Ein ActionSet zu verstecken klappt mit "setInitiallyVisible(false)" eigentlich auch ganz gut, ABER! Da ich das erst aufrufe, nachdem das Fenster erstellt wurde (wie der Name postCreateWindow ja sagt), werden die ActionSets beim ersten Aufrufen des Programms noch angezeigt. Beim zweiten Aufruf dann logischerweise nicht mehr, aber das ist ja nicht Sinn und Zweck der Sache. Ich würds ja in die preWindowOpen-Methode schreiben, aber da zu diesem Zeitpunkt kein IWorkbenchWindow erstellt wurde, kann ich auch nich die Perspective finden. Zwickmühle.  

Meine erste Frage wäre also, wie man ActionSets geschickter außer Gefecht setzen kann oder wie man die Perspective unabhängig vom Fenster ansprechen kann (falls das überhaupt geht, da zweifle ich dran..).

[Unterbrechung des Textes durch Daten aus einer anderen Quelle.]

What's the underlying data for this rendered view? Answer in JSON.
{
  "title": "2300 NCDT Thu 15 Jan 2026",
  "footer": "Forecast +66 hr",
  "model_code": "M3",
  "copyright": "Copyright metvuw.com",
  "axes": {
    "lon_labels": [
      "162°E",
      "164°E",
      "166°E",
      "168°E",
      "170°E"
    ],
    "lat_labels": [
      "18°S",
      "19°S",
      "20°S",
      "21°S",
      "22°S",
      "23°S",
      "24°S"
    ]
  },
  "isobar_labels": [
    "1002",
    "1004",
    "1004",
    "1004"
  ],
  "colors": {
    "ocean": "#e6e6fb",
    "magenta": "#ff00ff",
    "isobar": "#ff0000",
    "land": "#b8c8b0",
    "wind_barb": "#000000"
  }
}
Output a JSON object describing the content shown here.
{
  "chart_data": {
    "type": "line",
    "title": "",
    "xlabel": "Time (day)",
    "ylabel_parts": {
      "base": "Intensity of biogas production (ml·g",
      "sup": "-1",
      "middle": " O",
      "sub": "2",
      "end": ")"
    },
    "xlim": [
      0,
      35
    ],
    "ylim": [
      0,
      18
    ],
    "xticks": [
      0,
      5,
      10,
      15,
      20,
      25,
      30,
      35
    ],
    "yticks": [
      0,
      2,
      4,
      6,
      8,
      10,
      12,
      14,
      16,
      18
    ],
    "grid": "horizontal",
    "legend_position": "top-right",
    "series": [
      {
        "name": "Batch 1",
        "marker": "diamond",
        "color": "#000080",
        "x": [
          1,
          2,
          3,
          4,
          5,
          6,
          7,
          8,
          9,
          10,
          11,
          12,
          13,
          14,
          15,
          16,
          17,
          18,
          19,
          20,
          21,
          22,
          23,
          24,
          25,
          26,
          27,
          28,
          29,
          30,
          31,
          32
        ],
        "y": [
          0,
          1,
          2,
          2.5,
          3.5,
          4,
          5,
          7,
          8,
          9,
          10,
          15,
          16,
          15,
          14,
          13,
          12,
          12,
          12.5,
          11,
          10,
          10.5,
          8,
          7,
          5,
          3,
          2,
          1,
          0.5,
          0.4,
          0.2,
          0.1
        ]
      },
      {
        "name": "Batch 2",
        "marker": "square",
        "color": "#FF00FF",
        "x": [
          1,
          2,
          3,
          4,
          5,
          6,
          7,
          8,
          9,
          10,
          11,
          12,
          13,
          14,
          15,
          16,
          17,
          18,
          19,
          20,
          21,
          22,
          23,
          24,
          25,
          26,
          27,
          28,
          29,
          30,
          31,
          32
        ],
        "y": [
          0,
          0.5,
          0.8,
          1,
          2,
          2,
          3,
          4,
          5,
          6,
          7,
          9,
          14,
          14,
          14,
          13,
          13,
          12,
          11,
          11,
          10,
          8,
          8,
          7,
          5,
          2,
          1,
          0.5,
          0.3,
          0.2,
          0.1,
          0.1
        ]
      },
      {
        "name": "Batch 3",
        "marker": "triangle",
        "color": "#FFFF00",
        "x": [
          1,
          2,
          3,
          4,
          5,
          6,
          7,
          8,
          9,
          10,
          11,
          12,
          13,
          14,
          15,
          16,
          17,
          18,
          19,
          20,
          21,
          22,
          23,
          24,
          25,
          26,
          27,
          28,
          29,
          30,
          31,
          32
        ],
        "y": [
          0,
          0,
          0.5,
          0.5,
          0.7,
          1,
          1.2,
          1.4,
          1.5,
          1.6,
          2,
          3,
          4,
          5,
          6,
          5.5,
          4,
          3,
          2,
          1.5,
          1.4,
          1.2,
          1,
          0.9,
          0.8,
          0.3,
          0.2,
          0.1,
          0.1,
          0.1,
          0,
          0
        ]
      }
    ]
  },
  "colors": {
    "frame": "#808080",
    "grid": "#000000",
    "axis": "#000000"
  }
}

Nun mein zweites Problem. Ich hab für mein RCP Plug-In ein Menü gebastelt, weil die Menüs ja nicht mitgeliefert werden (die Actions, die sich dahinter vergeben, zum größten Teil aber schon). War auch nich viel Aufwand, mehr Schreib- wie Denkarbeit. Leider sieht das ein bisschen unschön aus. Zuerst kommt "mein" Menü mit "File", "Edit", "Window" und "Help", danach kommt "Search" (das ich nicht erstellt habe, sondern wohl durch ein ActionSet in irgendeinem Plug-In hinzukommt) und noch ein Menüpunkt von einem andern Plug-In. Ist deshalb unschön, weil es so sein sollte, wie man es kennt. "Help" ganz rechts, als letztes Element im Menü. Jetzt hab ich schon was weiss ich wie versucht, auf das GANZE Menü zuzugreifen, also "mein" Menü und die Menüpunkte, die automatisch ergänzt wurden. Aber irgendwie wills mir nich gelingen. Ich möchte das Menü einfach nur neu anordnen. Und was auch auffällt (unter XP sieht man das fast nicht, aber unter Vista). Da sind zwischen zwei Menüs jeweils wenige Pixel mehr Platz als vorgesehen. Wenn man unter XP mit der Maus drauf geht, dann ist da ein kleiner Punkt, unter Vista ist da einfach nur ein bisschen mehr Freiraum. Ich vermute, dass das irgendwelche leeren Menüelemente sind oder sowas und die sollte man eigentlich auch raushauen. 

Meine zweite Frage ist also: wie kann ich auf das komplette Menü, so wie es angezeigt wird, zugreifen, um es zu sortieren?

Bin über jede Antwort froh.


----------



## Wildcard (12. Jul 2009)

Du kannst Menus von anderen PlugIns verstecken in dem du den capabilities Extension Point verwendst. Damit lassen sich Contributions von allen plugin.xml Namensbasiert ausblenden. Um herauszufinden welcher Button von welchem PlugIn kommt hilft der PlugIn Spy (Alt + Shift + F1)


----------



## Gonzo17 (12. Jul 2009)

Klasse, das hört sich doch vielversprechend an, danke.  Werde es morgen sofort testen. 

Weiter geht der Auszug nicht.